Молоко и продукция из него, мясо всех разновидностей, зерно, овощи,
подсолнечное масло — по этим направлениям наша республика один из крупнейших
производителей. Действуют программы модернизации молочных ферм, развития
мясного скотоводства, покупки агротехники, помощи фермерам. Мы субсидируем
ставки кредитов, оказываем прямую пятидесятипроцентную поддержку при ремонте
ферм и закупке тракторов и комбайнов. Инвесторы приступают к строительству трех
молочных мегаферм, каждая с годовым объемом производства 30–50 тысяч тонн
молока (наша цель — в 2020 году производить 2,1 миллиона тонн). Введенные
недавно санкции — мощный стимул для дальнейшего развития сельского хозяйства.
Мы этот шанс не упустим.
Послезавтрашние технологии — А как у вас с
высокими технологиями? — У нас есть целый ряд направлений высокотехнологичных
производств, становлению которых мы помогаем. Например, радиоэлектронная промышленность.
Сегодня в стране рынок средств связи монополизирован иностранцами — США, Китай,
ЕС, а российское производство составляет только около пяти процентов. Мы
буквально прогрызаемся в этот сегмент, в том числе при прямой поддержке
президента страны, показываем, что у нас есть разработки, которые не хуже, а по
многим показателям лучше иностранных. А ведь в некоторых сферах обладание
собственными средствами связи, локальными компьютерными сетями отечественного
производства совершенно необходимо, например в оборонной промышленности, в
госструктурах. И я могу сказать, что у нас уже есть успехи на этом рынке: на
наше оборудование переходит российское налоговое ведомство. Работаем и с
другими крупными потребителями. В оборонке ситуация несколько иная, нет импорта,
но у них очень старая отечественная аппаратура, мы предлагаем им самую
современную, надежную, дешевую. — Как именно вы убеждаете компании отказаться
от импортной продукции? — Даем в эксплуатацию свое оборудование, и компании
имеют возможность сопоставить предлагаемую нашими предприятиями цену и
качество. Набирает обороты машиностроение, в частности авиационная
промышленность. Например, за прошедшие четыре года объемы производства
Уфимского моторостроительного производственного объединения, УМПО, входящего в
состав Объединенной двигателестроительной корпорации, выросли почти в три раза,
до 40 миллиардов рублей. Предприятие выполняет крупные заказы, в том числе по
линии импортозамещения. И если двигатели для боевой авиации страна всегда
делала сама, здесь даже нет никаких вопросов (УМПО — головное предприятие
отрасли), то сегодня в связи с ситуацией на Украине появилась и тема двигателей
для российских вертолетов (моторы выпускает украинское предприятие «Мотор
Сич»). Наше УМПО уже освоило выпуск 40 процентов комплектующих вертолетных
двигателей, и эта цифра будет расти до 70–80 процентов. Окончательная сборка
двигателей будет производиться в Санкт-Петербурге. Перед газовой отраслью
страны стоит колоссальная задача уйти от импорта газоперекачивающих агрегатов.

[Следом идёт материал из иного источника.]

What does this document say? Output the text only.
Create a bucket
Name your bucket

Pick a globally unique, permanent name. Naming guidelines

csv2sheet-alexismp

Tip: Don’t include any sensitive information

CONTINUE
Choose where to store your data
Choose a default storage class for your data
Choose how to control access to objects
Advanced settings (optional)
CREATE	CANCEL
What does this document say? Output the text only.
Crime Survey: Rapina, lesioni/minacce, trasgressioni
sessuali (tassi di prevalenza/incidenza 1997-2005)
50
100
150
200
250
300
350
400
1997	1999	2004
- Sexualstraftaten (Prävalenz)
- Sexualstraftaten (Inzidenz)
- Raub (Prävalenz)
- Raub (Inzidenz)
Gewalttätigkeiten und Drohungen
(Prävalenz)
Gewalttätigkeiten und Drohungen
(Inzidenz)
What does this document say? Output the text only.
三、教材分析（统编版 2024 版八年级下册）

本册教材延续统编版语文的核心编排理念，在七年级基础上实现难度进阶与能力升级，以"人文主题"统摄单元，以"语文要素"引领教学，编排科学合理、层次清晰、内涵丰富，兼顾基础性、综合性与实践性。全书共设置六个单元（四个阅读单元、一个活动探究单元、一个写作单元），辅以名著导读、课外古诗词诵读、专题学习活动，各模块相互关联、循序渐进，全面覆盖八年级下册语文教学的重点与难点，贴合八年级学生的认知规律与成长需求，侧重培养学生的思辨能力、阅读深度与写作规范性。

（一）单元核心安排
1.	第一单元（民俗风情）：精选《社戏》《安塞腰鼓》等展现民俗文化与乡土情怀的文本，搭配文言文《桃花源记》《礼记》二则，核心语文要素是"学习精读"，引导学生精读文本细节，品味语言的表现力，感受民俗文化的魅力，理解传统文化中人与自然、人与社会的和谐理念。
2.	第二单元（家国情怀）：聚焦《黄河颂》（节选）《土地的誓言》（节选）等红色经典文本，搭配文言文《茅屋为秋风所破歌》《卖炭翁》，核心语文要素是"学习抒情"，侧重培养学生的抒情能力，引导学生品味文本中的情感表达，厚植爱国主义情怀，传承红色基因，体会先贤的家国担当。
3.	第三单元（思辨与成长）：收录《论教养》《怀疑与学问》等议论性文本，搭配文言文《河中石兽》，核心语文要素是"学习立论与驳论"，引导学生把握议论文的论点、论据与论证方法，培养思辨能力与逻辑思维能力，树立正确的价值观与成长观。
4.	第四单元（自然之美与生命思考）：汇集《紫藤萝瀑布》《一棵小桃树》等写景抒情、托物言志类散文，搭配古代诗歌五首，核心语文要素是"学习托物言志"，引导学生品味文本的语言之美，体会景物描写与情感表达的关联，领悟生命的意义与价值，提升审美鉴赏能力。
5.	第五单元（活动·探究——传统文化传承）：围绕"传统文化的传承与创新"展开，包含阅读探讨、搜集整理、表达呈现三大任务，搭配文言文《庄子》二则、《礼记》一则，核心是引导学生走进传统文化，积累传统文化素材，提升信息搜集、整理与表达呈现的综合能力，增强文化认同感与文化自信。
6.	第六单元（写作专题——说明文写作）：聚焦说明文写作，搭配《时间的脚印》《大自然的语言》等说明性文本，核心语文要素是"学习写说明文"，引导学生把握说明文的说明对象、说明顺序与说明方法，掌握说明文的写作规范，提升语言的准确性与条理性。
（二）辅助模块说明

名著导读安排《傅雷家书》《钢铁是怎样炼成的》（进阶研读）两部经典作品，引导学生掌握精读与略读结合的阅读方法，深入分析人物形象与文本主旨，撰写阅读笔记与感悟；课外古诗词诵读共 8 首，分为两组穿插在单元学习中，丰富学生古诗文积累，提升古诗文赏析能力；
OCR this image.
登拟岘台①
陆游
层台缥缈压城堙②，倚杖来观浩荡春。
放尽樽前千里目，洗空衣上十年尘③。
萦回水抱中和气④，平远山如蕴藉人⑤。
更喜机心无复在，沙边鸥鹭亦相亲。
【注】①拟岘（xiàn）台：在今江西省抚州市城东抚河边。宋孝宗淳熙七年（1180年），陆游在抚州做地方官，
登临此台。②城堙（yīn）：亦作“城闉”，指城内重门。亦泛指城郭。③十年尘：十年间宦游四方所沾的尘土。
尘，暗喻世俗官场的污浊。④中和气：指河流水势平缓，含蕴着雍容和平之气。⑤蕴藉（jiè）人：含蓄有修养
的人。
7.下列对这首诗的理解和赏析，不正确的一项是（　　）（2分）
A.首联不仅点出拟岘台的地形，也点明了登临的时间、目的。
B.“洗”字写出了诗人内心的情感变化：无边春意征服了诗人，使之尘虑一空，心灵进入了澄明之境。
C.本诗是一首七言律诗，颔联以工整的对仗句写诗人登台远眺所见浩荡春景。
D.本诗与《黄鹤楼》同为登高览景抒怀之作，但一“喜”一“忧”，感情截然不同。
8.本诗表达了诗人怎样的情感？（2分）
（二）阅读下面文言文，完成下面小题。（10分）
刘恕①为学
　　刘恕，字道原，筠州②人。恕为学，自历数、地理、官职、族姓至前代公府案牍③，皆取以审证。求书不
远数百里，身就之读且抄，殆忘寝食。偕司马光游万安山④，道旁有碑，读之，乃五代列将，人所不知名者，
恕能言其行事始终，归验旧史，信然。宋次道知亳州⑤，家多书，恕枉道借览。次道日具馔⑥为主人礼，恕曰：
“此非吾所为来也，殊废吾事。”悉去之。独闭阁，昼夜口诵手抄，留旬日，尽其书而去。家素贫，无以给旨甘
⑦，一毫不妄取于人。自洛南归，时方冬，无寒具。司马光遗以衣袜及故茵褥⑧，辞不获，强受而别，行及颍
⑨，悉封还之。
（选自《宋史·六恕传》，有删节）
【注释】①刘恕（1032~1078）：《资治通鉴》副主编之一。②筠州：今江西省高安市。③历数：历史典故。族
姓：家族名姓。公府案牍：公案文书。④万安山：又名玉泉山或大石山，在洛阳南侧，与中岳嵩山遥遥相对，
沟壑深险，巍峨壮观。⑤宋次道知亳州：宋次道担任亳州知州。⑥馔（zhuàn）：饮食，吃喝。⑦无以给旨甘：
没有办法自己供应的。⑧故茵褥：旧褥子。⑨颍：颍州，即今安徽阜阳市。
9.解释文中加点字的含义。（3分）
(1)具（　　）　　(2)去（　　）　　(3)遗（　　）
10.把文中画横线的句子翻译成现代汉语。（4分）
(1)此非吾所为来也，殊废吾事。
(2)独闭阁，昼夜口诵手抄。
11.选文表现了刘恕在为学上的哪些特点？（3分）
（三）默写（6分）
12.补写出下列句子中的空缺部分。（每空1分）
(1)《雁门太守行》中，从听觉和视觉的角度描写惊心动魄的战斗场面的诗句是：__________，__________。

«Газпром» на своем балансе имеет тысячи таких машин, так как на всех
магистральных трубопроводах через каждые 100–150 километров стоит агрегат,
повышающий давление в трубе. Эти установки тоже производятся на Украине, что в
связи с последними событиями составляет уже большую проблему. Разработки
Уфимского моторостроительного объединения позволяют заменить украинскую
продукцию на российскую. Вместе с «Газпромом» и УМПО мы создаем предприятие по
выпуску приводов газоперекачивающих станций. Это очень большая и важная работа.
Плотнее начали загружаться предприятия, выпускающие оборудование для
нефтедобывающей и нефтеперерабатывающей промышленности, химпрома. Так что
перспективы в машиностроении есть, и немалые. Но я опять хочу вернуться к
сельскому хозяйству, уже в аспекте высоких технологий. В республике
производится 2,5–3 миллиона тонн зерна в год, а для собственных нужд нам пока
необходимо 1,5–2 миллиона, хотя поголовье крупного рогатого скота растет и
потребность в фураже увеличивается. Но все равно есть приличный излишек, от
морей мы далеко, поэтому продавать зерно за границу нам невыгодно — слишком
дорогая перевозка. Поэтому мы рассматриваем возможность его глубокой
переработки для производства добавок к кормовым рационам и даже новых
инновационных продуктов. Сегодня в мире становится все более популярным такое
направление, как использование биопластиков. Например, бутылочка для воды из
такого пластика через полгода сама превратится в лужицу воды. — Но, наверное,
зерно — дороговатое сырье для биопластика, есть же другие. — Да, конечно, это
может быть и древесина, и опилки, и солома. А из зерна можно производить другие
продукты глубокой переработки, например янтарную и молочную кислоты, которые
используются в парфюмерии, кондитерской промышленности. Иначе говоря, мы должны
сформировать нишу для глубокой переработки зерна. — И что для этого делается? —
Инициировали формирование соответствующей программы в правительстве Российской
Федерации, прошли большой круг инстанций и уже видим свет в конце тоннеля. Я
думаю, нам удастся получить федеральное софинансирование, так как оборудование
крайне сложное и дорогостоящее, это даже не завтрашние, а послезавтрашние
технологии, поэтому в одиночку мы, конечно, этот проект реализовать не сможем.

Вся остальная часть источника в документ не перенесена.